2015-07-06 15:25:00

Vertice a Washington contro Is. Iacovino: coalizione "perdente" sui media


Il presidente degli Stati Uniti, Obama, ha convocato oggi pomeriggio a Washington i vertici della Sicurezza nazionale per fare il punto sulla campagna intrapresa di lotta al sedicente Stato islamico, mentre proseguono i raid aerei della Coalizione a guida Usa. Solo ieri nel giro di poche ore – c’è stata la più intensa operazione - ben 16 bombardamenti su Raqqa, sorta di roccaforte del Califfato in Siria. Dall’altro lato i miliziani dell’Is continuano a mostrare con orgoglio su Internet gli orrori della loro folle guerra. Roberta Gisotti ha intervistato Gabriele Iacovino, coordinatore degli analisti del Centro Studi internazionali (Cesi):

D.- Dott. Iacovino, è possibile tracciare un bilancio della strategia militare e non messa in atto dalla Coalizione internazionale per fermare l’Is? Vista dall’opinione pubblica non appare finora efficace…

R. - Sicuramente la campagna mediatica del sedicente Stato islamico è molto più forte rispetto a quella della comunità internazionale. Ogni qualvolta lo Stato islamico riesce a portare avanti un’azione militare in alcune parti della Siria o dell’Iraq il riverbero mediatico sulla stampa occidentale è molto più forte rispetto ai risultati ottenuti dalla Coalizione internazionale. Certo è che tracciando un bilancio di quasi un anno di attività militari contro lo Stato islamico ovviamente non si è risolto il problema, perché comunque con una campagna aerea che non vede sul terreno la presenza forte di una coalizione internazionale i risultati possono essere solo temporanei o comunque ristretti ad alcune zone della Siria e dell’Iraq.
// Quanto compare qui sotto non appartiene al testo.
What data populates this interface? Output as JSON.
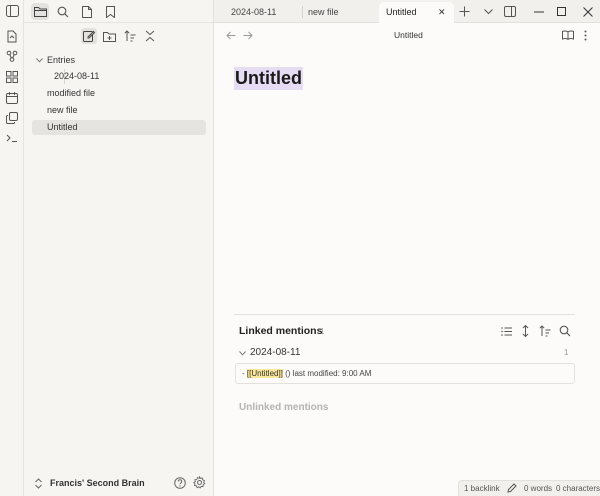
{
  "ribbon": {
    "icons": [
      "sidebar-toggle-icon",
      "file-sync-icon",
      "graph-view-icon",
      "plugins-icon",
      "calendar-icon",
      "copy-icon",
      "terminal-icon"
    ]
  },
  "sidebar": {
    "top_icons": [
      "folder-icon",
      "search-icon",
      "file-icon",
      "bookmark-icon"
    ],
    "tool_icons": [
      "new-note-icon",
      "new-folder-icon",
      "sort-icon",
      "collapse-all-icon"
    ],
    "tree": {
      "folder": "Entries",
      "child": "2024-08-11",
      "files": [
        "modified file",
        "new file",
        "Untitled"
      ]
    },
    "vault_name": "Francis' Second Brain"
  },
  "tabs": [
    {
      "label": "2024-08-11"
    },
    {
      "label": "new file"
    },
    {
      "label": "Untitled",
      "close": "✕"
    }
  ],
  "nav": {
    "title": "Untitled"
  },
  "note": {
    "title": "Untitled"
  },
  "backlinks": {
    "linked_title": "Linked mentions",
    "linked_count": "1",
    "group_name": "2024-08-11",
    "group_count": "1",
    "mention_prefix": "- ",
    "mention_link": "[[Untitled]]",
    "mention_suffix": " () last modified:  9:00 AM",
    "unlinked_title": "Unlinked mentions"
  },
  "status": {
    "backlinks": "1 backlink",
    "words": "0 words",
    "characters": "0 characters"
  },
  "colors": {
    "title_highlight": "#e6dcf4",
    "link_highlight": "#fbe79a"
  }
}
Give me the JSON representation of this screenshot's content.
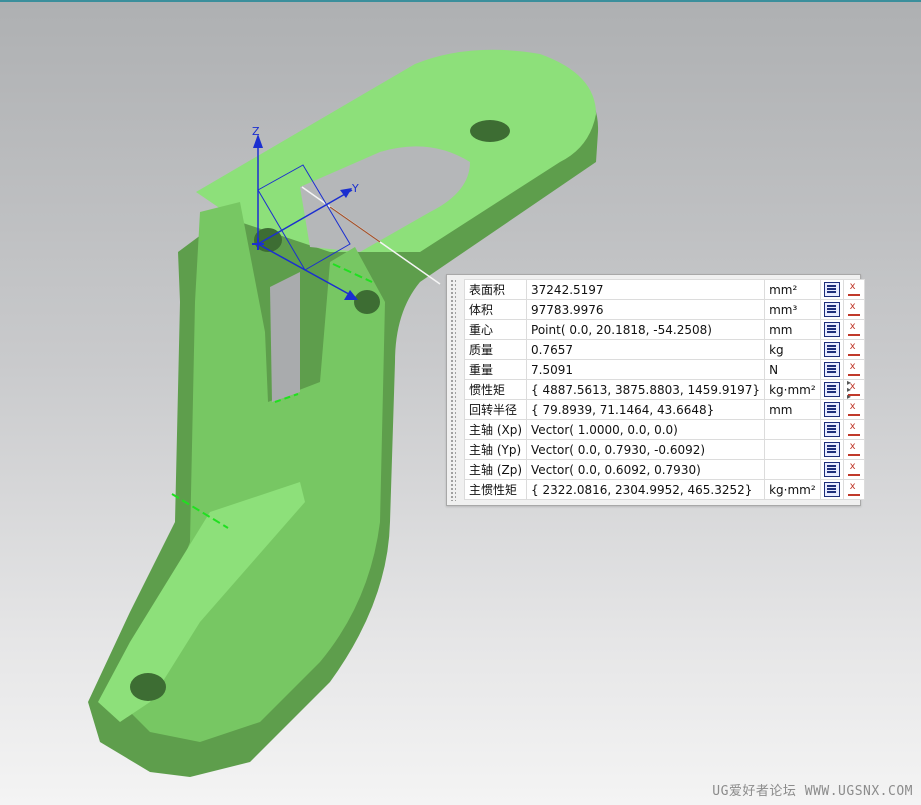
{
  "viewport": {
    "background_top": "#aeb0b2",
    "background_bottom": "#f4f4f4",
    "model_color": "#8de07a",
    "csys_color": "#1b2fd0",
    "axis_labels": {
      "z": "Z",
      "y": "Y"
    },
    "watermark": "UG爱好者论坛 WWW.UGSNX.COM"
  },
  "properties_panel": {
    "rows": [
      {
        "name": "表面积",
        "value": "37242.5197",
        "unit": "mm²"
      },
      {
        "name": "体积",
        "value": "97783.9976",
        "unit": "mm³"
      },
      {
        "name": "重心",
        "value": "Point( 0.0, 20.1818, -54.2508)",
        "unit": "mm"
      },
      {
        "name": "质量",
        "value": "0.7657",
        "unit": "kg"
      },
      {
        "name": "重量",
        "value": "7.5091",
        "unit": "N"
      },
      {
        "name": "惯性矩",
        "value": "{ 4887.5613, 3875.8803, 1459.9197}",
        "unit": "kg·mm²"
      },
      {
        "name": "回转半径",
        "value": "{ 79.8939, 71.1464, 43.6648}",
        "unit": "mm"
      },
      {
        "name": "主轴 (Xp)",
        "value": "Vector( 1.0000, 0.0, 0.0)",
        "unit": ""
      },
      {
        "name": "主轴 (Yp)",
        "value": "Vector( 0.0, 0.7930, -0.6092)",
        "unit": ""
      },
      {
        "name": "主轴 (Zp)",
        "value": "Vector( 0.0, 0.6092, 0.7930)",
        "unit": ""
      },
      {
        "name": "主惯性矩",
        "value": "{ 2322.0816, 2304.9952, 465.3252}",
        "unit": "kg·mm²"
      }
    ],
    "row_icons": [
      "export-to-info-icon",
      "export-to-expression-icon"
    ]
  }
}
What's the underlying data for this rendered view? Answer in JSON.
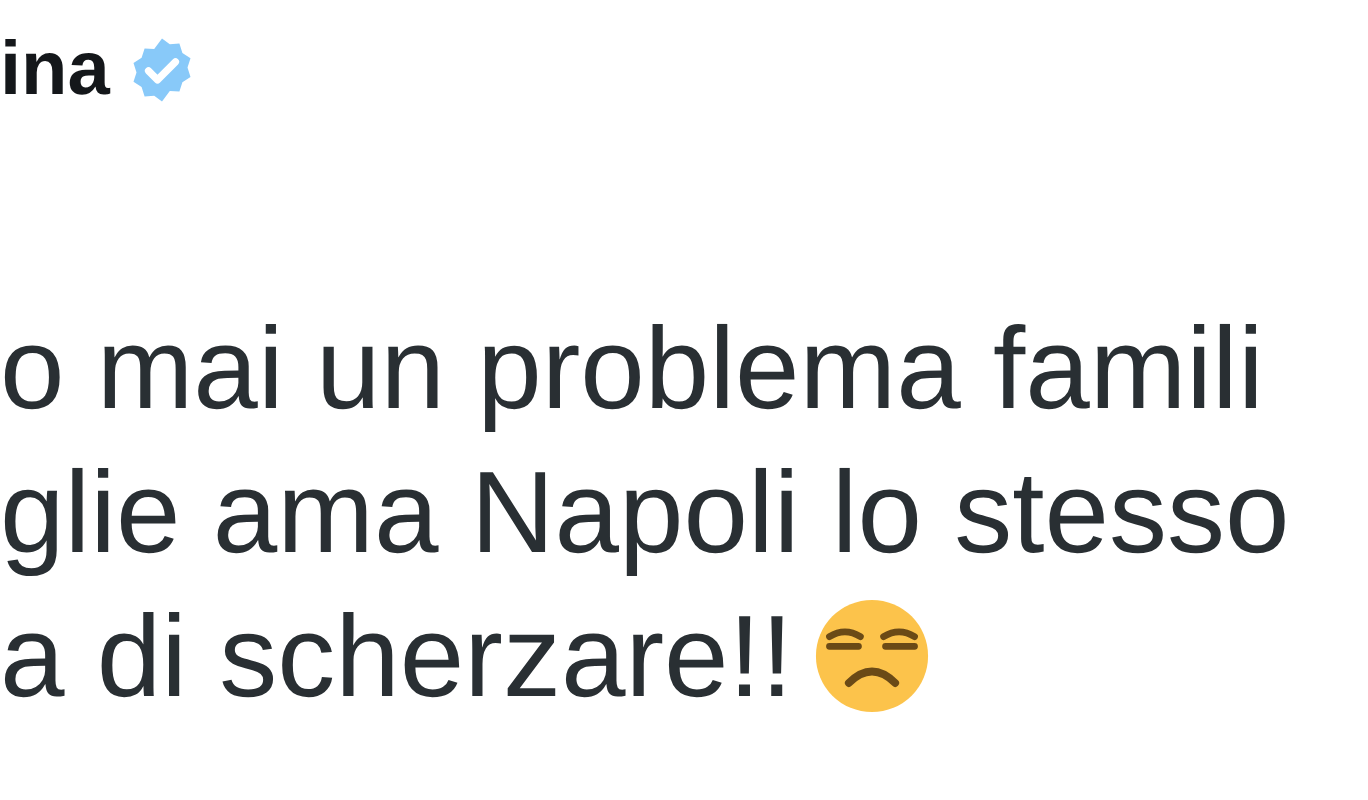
{
  "author": {
    "name": "ina",
    "verified": true
  },
  "tweet": {
    "lines": [
      "o mai un problema famili",
      "glie ama Napoli lo stesso",
      "a di scherzare!!"
    ]
  }
}
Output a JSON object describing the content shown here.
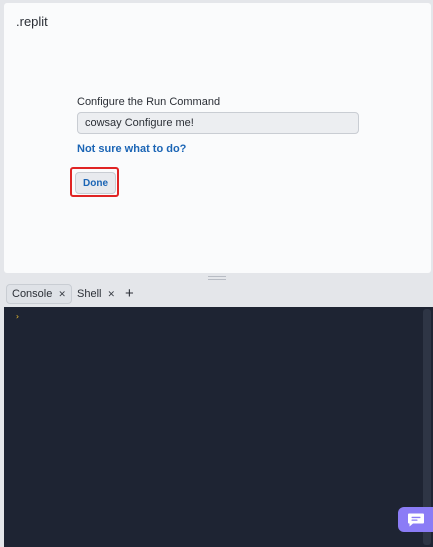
{
  "editor": {
    "file_title": ".replit",
    "config_label": "Configure the Run Command",
    "run_command_value": "cowsay Configure me!",
    "help_link": "Not sure what to do?",
    "done_label": "Done"
  },
  "terminal": {
    "tabs": [
      {
        "label": "Console",
        "active": true,
        "close_icon": "close-icon"
      },
      {
        "label": "Shell",
        "active": false,
        "close_icon": "close-icon"
      }
    ],
    "add_tab_symbol": "+",
    "prompt_symbol": "›"
  },
  "icons": {
    "chat": "chat-icon"
  },
  "colors": {
    "link": "#1b65b5",
    "highlight": "#e02424",
    "console_bg": "#1e2433",
    "prompt": "#f4c430",
    "chat_button": "#8b7cf6"
  }
}
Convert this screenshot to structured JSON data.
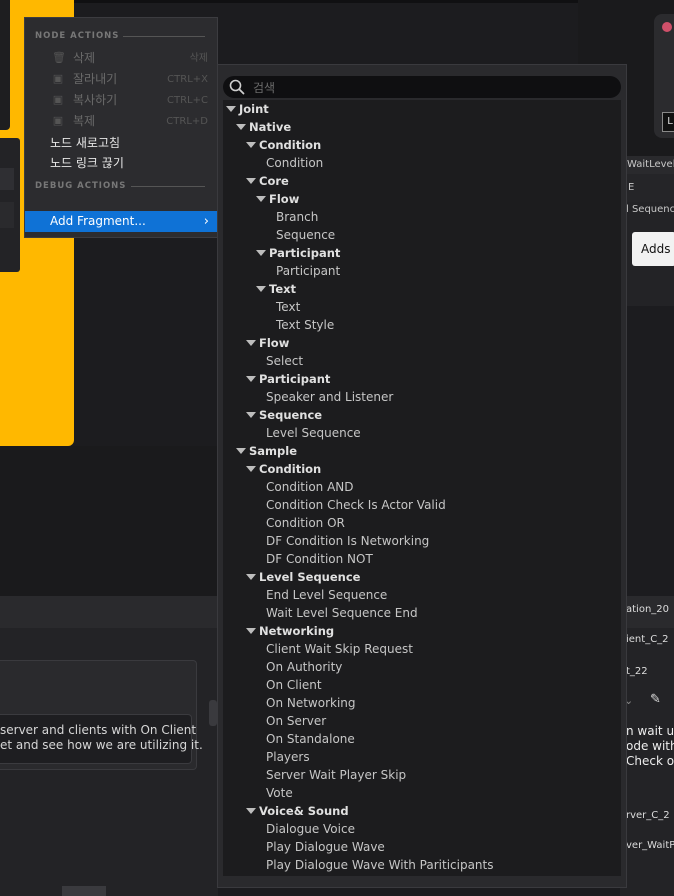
{
  "context_menu": {
    "node_actions_header": "NODE ACTIONS",
    "debug_actions_header": "DEBUG ACTIONS",
    "items": [
      {
        "label": "삭제",
        "shortcut": "삭제",
        "icon": "trash-icon"
      },
      {
        "label": "잘라내기",
        "shortcut": "CTRL+X",
        "icon": "cut-icon"
      },
      {
        "label": "복사하기",
        "shortcut": "CTRL+C",
        "icon": "copy-icon"
      },
      {
        "label": "복제",
        "shortcut": "CTRL+D",
        "icon": "duplicate-icon"
      }
    ],
    "refresh_nodes": "노드 새로고침",
    "break_links": "노드 링크 끊기",
    "add_fragment": "Add Fragment..."
  },
  "picker": {
    "search_placeholder": "검색",
    "tree": [
      {
        "label": "Joint",
        "cat": true
      },
      {
        "label": "Native",
        "cat": true
      },
      {
        "label": "Condition",
        "cat": true
      },
      {
        "label": "Condition",
        "cat": false
      },
      {
        "label": "Core",
        "cat": true
      },
      {
        "label": "Flow",
        "cat": true
      },
      {
        "label": "Branch",
        "cat": false
      },
      {
        "label": "Sequence",
        "cat": false
      },
      {
        "label": "Participant",
        "cat": true
      },
      {
        "label": "Participant",
        "cat": false
      },
      {
        "label": "Text",
        "cat": true
      },
      {
        "label": "Text",
        "cat": false
      },
      {
        "label": "Text Style",
        "cat": false
      },
      {
        "label": "Flow",
        "cat": true
      },
      {
        "label": "Select",
        "cat": false
      },
      {
        "label": "Participant",
        "cat": true
      },
      {
        "label": "Speaker and Listener",
        "cat": false
      },
      {
        "label": "Sequence",
        "cat": true
      },
      {
        "label": "Level Sequence",
        "cat": false
      },
      {
        "label": "Sample",
        "cat": true
      },
      {
        "label": "Condition",
        "cat": true
      },
      {
        "label": "Condition AND",
        "cat": false
      },
      {
        "label": "Condition Check Is Actor Valid",
        "cat": false
      },
      {
        "label": "Condition OR",
        "cat": false
      },
      {
        "label": "DF Condition Is Networking",
        "cat": false
      },
      {
        "label": "DF Condition NOT",
        "cat": false
      },
      {
        "label": "Level Sequence",
        "cat": true
      },
      {
        "label": "End Level Sequence",
        "cat": false
      },
      {
        "label": "Wait Level Sequence End",
        "cat": false
      },
      {
        "label": "Networking",
        "cat": true
      },
      {
        "label": "Client Wait Skip Request",
        "cat": false
      },
      {
        "label": "On Authority",
        "cat": false
      },
      {
        "label": "On Client",
        "cat": false
      },
      {
        "label": "On Networking",
        "cat": false
      },
      {
        "label": "On Server",
        "cat": false
      },
      {
        "label": "On Standalone",
        "cat": false
      },
      {
        "label": "Players",
        "cat": false
      },
      {
        "label": "Server Wait Player Skip",
        "cat": false
      },
      {
        "label": "Vote",
        "cat": false
      },
      {
        "label": "Voice& Sound",
        "cat": true
      },
      {
        "label": "Dialogue Voice",
        "cat": false
      },
      {
        "label": "Play Dialogue Wave",
        "cat": false
      },
      {
        "label": "Play Dialogue Wave With Pariticipants",
        "cat": false
      }
    ]
  },
  "background": {
    "comment_line1": "server and clients with On Client",
    "comment_line2": "et and see how we are utilizing it.",
    "right_header": "WaitLevelSe",
    "right_sub": "E",
    "right_sequence": "l Sequence I",
    "right_tooltip": "Adds",
    "right_node_btn": "L",
    "right_label1": "ation_20",
    "right_label2": "ient_C_2",
    "right_label3": "t_22",
    "right_body1": "n wait ur",
    "right_body2": "ode with S",
    "right_body3": "Check out",
    "right_label4": "rver_C_2",
    "right_label5": "ver_WaitPla"
  }
}
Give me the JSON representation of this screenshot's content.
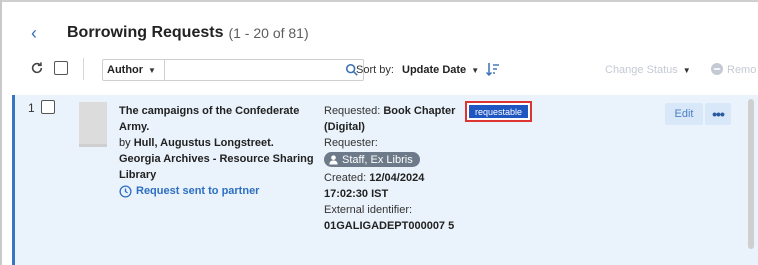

Ma i risultati ci sono stati: pensiamo solamente alla fermata dell’avanzata dello Stato islamico verso il Kurdistan iracheno o per esempio verso alcune parti della Siria più occidentale: pensiamo anche all’indebolimento della leadership dello Stato islamico con il sedicente califfo al Baghdadi che è stato ferito durante un bombardamento ed alcuni dei principali leader militari del movimento che sono rimasti uccisi in raid aerei. In più, ricordiamoci sempre l’importanza della Coalizione internazionale che riunisce non solo gli Stati Uniti ed altri Paesi occidentali tra cui anche l’Italia, ma anche molti Paesi arabi.

D. - Alcuni osservatori hanno invocato un ruolo più forte dei Paesi arabi ma anche della Turchia per risolvere un problema che è principalmente loro, perché la maggior parte delle vittime sono dei Paesi del Medio Oriente …

R. - Sì, un ruolo maggiore. La Turchia, ad esempio, deve fare attenzione agli equilibrismi da parte del governo tra la propria sicurezza e la necessità di portare avanti un’azione efficace contro lo Stato islamico. Finora le autorità turche – se vogliamo – hanno molto spesso chiuso un occhio rispetto alle attività sia degli altri gruppi più jihadisti dell’insurrezione siriana, sia nei confronti dello Stato islamico lungo i propri confini, proprio per non avere poi delle minacce dirette che potrebbero arrivare da questi gruppi sul proprio territorio. Lo stesso discorso, in parte, si potrebbe fare per gli altri Paesi arabi della Coalizione che rimangono ‘divisi’ tra la necessità di combattere lo Stato islamico, di portare avanti questa attività e la necessità dall’altra parte di non toccare troppi equilibri al proprio interno, da una parte per non farsi vedere troppo alleati ai Paesi occidentali e dall’altra per non andare a toccare le sensibilità più radicali nello loro comunità.

D. - I Paesi arabi potrebbero fare qualcosa di più – qualcuno lo ha chiesto – per sconfessare una lettura tanto sanguinaria dell’islam …

R. - Assolutamente sì, in questo momento la Coalizione internazionale è più attiva dal punto di vista militare se vogliamo; un intervento maggiormente politico da parte di alcuni Paesi arabi potrebbe avere degli effetti maggiori.